2. Incorporate movement
“I think everything should be moving,” Hullman says, half-joking. “I realize most people can’t imagine a world in which every visualization is changing based on its uncertainty. But every time we see data, we should be forced to see uncertainty — it should be intrinsic to how we visualize data.”
Instead of showing outcomes simultaneously, as in the Clinton vs. Trump bar chart above, outcomes could be shown over time by flipping a coin with “Warren” on one side and “Trump” on the other. Over the course of 100 flips, the coin would land Warren-side-up 60% of the time and Trump-side-up 40% of the time.
“Motion forces the viewer to refrain from picking a fixed outcome,” Franconeri says. “As soon as you think you know what’s going to happen, the display changes.

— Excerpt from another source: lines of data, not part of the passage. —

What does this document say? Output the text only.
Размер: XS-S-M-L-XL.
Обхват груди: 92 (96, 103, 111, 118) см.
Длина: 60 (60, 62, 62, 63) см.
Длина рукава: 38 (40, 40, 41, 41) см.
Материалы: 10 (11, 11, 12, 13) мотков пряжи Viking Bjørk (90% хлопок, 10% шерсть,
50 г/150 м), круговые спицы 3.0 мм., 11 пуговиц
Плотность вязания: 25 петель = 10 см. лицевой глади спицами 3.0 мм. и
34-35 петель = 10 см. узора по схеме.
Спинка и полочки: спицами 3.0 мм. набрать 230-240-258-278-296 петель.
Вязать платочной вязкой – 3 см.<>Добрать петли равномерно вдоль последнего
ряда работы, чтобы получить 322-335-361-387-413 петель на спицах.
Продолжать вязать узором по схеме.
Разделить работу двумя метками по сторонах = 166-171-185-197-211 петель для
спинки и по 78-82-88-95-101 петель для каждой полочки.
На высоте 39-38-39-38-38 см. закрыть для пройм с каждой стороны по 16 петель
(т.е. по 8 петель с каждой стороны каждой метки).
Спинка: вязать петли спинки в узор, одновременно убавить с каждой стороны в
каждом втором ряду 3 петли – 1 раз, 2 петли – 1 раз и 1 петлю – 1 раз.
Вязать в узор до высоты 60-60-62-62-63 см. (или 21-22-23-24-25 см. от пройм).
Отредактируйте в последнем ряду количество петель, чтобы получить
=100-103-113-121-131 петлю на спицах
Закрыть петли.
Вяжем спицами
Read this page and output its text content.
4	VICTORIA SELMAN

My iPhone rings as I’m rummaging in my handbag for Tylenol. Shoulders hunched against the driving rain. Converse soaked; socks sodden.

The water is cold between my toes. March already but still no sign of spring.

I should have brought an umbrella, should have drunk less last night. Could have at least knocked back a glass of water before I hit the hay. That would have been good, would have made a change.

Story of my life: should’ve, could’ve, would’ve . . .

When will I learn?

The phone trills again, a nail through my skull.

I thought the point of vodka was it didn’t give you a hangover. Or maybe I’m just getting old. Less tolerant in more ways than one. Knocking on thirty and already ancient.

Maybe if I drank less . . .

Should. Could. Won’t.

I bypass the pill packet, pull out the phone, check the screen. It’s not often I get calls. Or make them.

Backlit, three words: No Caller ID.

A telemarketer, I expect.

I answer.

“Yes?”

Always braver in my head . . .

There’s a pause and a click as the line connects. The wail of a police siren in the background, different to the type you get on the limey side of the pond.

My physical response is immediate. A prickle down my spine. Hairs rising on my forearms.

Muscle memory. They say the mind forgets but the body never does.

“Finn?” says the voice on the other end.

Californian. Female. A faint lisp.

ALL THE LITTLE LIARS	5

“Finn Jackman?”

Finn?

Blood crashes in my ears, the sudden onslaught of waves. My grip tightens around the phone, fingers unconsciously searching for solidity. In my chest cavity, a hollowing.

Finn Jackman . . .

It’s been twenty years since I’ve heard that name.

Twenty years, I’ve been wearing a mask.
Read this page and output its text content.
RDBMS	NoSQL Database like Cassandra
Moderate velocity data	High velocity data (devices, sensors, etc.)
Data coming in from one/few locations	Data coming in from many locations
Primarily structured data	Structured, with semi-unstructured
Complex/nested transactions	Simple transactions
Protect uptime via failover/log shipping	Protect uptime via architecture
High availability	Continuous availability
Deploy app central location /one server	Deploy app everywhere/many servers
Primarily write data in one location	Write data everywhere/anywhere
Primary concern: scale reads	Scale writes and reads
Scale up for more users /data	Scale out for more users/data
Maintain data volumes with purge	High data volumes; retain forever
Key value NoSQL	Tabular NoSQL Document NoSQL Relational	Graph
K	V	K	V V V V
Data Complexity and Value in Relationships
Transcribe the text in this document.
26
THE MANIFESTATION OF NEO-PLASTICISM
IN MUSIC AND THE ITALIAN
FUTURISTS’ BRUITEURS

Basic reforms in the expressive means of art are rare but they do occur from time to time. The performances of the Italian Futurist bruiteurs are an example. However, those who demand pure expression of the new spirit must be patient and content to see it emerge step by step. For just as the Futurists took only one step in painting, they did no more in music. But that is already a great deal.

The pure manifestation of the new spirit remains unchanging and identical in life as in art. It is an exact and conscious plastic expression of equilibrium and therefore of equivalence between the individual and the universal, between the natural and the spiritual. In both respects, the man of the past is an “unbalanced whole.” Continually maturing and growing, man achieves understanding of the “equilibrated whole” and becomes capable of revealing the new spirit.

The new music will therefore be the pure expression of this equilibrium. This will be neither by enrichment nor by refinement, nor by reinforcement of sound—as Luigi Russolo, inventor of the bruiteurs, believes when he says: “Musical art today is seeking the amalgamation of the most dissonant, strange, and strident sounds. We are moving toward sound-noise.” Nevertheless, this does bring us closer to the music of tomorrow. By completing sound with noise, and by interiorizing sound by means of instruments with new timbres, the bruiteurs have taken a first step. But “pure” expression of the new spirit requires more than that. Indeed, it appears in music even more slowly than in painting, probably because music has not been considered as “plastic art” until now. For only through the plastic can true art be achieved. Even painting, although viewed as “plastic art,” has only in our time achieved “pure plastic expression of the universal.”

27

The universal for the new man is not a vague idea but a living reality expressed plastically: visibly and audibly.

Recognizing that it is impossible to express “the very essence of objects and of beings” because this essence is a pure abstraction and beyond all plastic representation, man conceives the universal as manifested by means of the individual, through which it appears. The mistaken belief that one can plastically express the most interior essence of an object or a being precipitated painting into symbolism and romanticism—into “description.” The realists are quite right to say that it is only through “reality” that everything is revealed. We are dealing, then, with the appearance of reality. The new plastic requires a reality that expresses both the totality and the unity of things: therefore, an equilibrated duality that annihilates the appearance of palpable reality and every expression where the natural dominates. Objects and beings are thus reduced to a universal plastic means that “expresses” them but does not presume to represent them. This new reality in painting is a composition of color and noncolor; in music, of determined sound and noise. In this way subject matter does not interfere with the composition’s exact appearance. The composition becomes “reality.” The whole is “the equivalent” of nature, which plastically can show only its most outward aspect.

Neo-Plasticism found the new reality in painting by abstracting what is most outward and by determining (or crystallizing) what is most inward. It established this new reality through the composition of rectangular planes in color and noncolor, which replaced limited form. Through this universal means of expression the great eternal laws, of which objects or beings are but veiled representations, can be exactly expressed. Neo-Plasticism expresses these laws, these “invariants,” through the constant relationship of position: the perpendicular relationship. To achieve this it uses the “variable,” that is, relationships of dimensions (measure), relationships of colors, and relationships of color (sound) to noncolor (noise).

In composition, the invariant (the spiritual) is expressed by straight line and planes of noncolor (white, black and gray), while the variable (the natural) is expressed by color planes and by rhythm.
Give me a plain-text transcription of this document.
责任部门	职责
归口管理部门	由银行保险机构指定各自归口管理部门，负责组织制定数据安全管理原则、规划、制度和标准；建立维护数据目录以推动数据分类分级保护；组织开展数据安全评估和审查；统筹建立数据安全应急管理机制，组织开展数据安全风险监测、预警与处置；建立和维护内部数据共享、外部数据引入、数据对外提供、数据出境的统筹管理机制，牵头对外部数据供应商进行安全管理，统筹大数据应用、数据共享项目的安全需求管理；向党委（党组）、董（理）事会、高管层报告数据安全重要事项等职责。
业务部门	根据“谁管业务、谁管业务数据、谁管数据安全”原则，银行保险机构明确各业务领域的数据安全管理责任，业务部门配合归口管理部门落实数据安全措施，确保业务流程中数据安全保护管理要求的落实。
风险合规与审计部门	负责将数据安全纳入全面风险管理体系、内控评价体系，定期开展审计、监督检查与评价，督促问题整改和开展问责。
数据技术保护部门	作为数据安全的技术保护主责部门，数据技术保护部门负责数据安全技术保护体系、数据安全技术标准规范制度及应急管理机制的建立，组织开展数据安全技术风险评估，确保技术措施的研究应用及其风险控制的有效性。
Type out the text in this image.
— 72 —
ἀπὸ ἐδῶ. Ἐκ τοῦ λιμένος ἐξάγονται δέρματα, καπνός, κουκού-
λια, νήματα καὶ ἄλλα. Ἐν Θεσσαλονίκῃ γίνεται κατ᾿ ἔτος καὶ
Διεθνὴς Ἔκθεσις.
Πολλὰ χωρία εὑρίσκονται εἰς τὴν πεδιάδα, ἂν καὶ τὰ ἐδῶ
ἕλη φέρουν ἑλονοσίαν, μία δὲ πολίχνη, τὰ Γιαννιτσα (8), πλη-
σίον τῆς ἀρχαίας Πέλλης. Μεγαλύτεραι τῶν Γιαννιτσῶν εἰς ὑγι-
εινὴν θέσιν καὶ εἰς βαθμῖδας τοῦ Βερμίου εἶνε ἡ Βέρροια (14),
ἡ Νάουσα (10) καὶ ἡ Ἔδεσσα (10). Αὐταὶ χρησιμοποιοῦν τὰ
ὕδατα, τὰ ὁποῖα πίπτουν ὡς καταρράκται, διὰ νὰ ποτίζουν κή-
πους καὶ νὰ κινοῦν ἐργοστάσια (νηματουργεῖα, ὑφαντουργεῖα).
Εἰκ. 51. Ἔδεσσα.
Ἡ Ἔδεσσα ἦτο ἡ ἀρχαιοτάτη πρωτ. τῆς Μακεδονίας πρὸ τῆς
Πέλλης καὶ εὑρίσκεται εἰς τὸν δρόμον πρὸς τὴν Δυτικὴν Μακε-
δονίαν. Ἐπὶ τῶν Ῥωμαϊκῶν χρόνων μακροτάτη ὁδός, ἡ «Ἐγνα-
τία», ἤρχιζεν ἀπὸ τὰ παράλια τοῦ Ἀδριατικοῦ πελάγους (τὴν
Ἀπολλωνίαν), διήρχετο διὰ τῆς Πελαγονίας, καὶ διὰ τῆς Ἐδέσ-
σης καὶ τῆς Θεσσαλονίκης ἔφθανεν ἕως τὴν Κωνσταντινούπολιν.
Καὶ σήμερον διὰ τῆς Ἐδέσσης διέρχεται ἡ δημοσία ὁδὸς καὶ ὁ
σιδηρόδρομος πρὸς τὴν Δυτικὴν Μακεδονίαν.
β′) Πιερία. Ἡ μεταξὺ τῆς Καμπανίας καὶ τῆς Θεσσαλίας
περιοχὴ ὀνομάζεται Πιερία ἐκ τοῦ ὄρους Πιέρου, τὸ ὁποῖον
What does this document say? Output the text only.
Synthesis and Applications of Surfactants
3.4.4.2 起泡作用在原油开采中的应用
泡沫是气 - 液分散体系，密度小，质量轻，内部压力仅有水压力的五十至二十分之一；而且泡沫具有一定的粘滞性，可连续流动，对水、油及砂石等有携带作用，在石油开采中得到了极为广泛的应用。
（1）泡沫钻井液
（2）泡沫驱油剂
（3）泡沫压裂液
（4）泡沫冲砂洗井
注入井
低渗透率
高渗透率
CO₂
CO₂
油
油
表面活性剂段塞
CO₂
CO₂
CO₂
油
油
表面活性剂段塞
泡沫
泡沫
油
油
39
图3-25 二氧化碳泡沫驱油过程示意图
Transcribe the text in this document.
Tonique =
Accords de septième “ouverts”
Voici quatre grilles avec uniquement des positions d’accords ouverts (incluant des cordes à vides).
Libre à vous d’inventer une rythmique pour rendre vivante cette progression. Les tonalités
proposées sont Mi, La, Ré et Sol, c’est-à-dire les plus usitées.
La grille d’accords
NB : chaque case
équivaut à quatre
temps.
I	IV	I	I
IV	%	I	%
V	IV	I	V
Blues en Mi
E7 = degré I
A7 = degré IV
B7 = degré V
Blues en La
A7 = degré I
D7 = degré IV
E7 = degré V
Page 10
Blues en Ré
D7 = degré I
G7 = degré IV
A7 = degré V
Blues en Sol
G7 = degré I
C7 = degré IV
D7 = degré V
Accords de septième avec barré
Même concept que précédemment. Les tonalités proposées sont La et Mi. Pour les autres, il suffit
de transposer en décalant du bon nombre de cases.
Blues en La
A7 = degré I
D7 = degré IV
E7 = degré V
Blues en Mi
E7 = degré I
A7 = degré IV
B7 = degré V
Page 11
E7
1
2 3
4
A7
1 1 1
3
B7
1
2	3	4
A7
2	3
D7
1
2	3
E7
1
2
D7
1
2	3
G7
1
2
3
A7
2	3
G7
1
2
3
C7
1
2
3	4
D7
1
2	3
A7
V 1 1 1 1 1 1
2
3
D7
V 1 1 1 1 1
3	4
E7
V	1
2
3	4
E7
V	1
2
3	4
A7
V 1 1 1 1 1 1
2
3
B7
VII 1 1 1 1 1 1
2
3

That’s an intuitive way to convey uncertainty, because it mirrors how we notice probabilities of events over time in the real world.”
3. Clearly show people what they should see
Voters who want Warren to win are likely to look at a visualization and find evidence that supports a Warren victory. The same is true for Trump supporters. Journalists can overcome this “motivated reasoning” by describing the relevant point or points next to the data that supports it.
For example, in the graph below, by pointing out the purple overlap and using text to explain what that overlap means (i.e. the range of outcomes where the election outcome is uncertain), data journalists can prevent voters from drawing conclusions based solely on the outcome they want.
“If I were to say what all data journalists should do moving forward, it is to clearly show the key takeaways of a visualization,” Franconeri says. “Being explicit in this way makes it so much easier to communicate and help people understand the data you’re showing them.”
Of course, it remains impossible to predict who will win the presidential election in 2020. But by incorporating Hullman and Franconeri’s suggestions, journalists and media outlets can help everyone better understand the range of possible outcomes and make the most informed decisions, voting and otherwise.